The Cyclical Movement of Amrit Yoga


December 2009
By Lori (Kavita) Richardson

It’s barely 4:30 in the afternoon, yet out the window, daylight fades swiftly. The season of long nights has begun to prevail once again in the northern hemisphere of this planet on its annual journey around the sun.

Once more, we are thrust into the season of deepening dark, a ritual that we must all partake in, as much as our ancestors who came before had done in their own time over the ages. This planetary ritual played out in the galactic field is, of course, the touchstone of the myriad light rituals that have developed over eons: the desire to connect, to feel safe and warm, and to represent the light that always returns.

The word ritual is derived from the Sanskrit ŕta, which means to turn or rotate. Related to this is mŕt, which in simplicity could translate to cease to rotate, mortality. To cease the functions of daily rituals is nothing less than the impact of death. And interestingly, to step beyond the maw and claws of death is to step into immortality; amŕt – beyond death, the deathless state. To state that one practices Amrit Yoga then, is nothing less than to lay claim to the realm of immortality, even if only for just one precious and spacious moment. We claim it each time we intone the Asatoma Prayer: Mritorma amritam gamaya – Lead us from death to Immortality. Rather heady stuff, to be sure.

Traditions and rituals are an inheritance. We have received our traditions from our family and social communities, and we imbue these traditions with meaning. Otherwise, they become stale, more chore than joy. Yet ritual and tradition are also part of our daily routines. So our lives take on this layering aspect of ritual laid upon ritual set within a framework of ritual. We relate to these patterns of ebb and flow, often unconsciously. However, ritual and tradition are vehicles to consciously engage ourselves in the present moment. It is simply a matter of discerning a sense of awareness and recognition.

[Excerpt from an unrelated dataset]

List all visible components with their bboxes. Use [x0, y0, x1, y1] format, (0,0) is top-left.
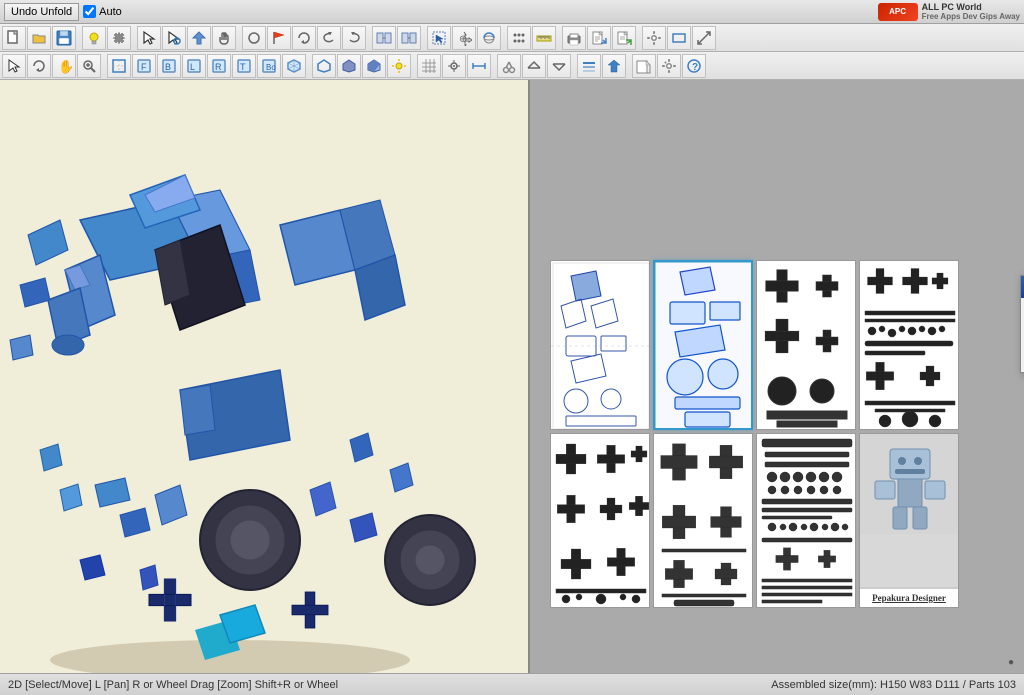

The beauty of the Amrit Yoga practice is that it precisely cultivates these layers of awareness within the framework of ritual. The practices are not meant to tie you down to the yoga mat, but to free up the conceptions of mind and body so that every encounter in life can be used as a teaching moment, a healing moment. In Amrit Yoga it is important to understand that the therapeutic benefit of the postures is based on the harnessing of energy felt in the body. The physical therapeutic benefit of structural alignment is a byproduct of the practice, a means to an end. What we strive to reach is jivan mukti: absolute freedom of the Self. The practice, via the levels of 1, 2, and 3, along with yoga nidra, is continually drawing us toward that state, loosening the bonds that tie us to unhappy self-identification. In Level 1, we begin to cleanse the body through the creation of nadi shuddi, the clearing of the energy channels with a series of 26 simple posture alignments. The emphasis is not on the outwardly exotic, but on the development of the conscious yoking of the inner energetic flow (prana).

Level 2 builds upon the harnessing of prana via breathwork, extended holding of postures, and exploration of movement within and beyond the posture. Level 3 uses the power of the breathwork to invite the practitioner to explore new realms of movement and stillness in free flow. The imperative here is to trust the body’s intuitive relationship with energy. It’s not about the pose you’ve been dying to try or perfect (unless you are led there), nor is it about running through your regular asana series with skill. While you are perfectly free to do that, you must realize that rather than making yourself perfectly free, you’re just trading one expression of bondage for another. Can you recognize it?

Finally, in yoga nidra we find the ability to plant the seeds of intention into the deepest part of the psyche with guided meditation and relaxation. Yoga nidra by itself is an incredible tool for transformation. Compounding it with the Amrit Yoga series creates an unstoppable force for transformation. Moving through the levels of Amrit Yoga is not so much about expertise of movement as it is about adeptness of self-observation. It is important to understand that moving through the levels is not so much based on an idea of graduating from one level to the next. Rather, by recognizing that one’s energy is not static, but tidal, that one’s practice can be respective of energetic fluctuations within the framework of the series. A regular practice throughout the 3 levels is encouraged, as new experience sheds light over previously treaded ground, and basic practice provides a sense of grounded-ness for prana-induced levels of ecstatic experience.

The return to the yoga mat is a ritual. The mat reminds us of the commitment we have made, and continually remake to ourselves, a covenant that we share as individuals and as a community on this journey spinning through the universe.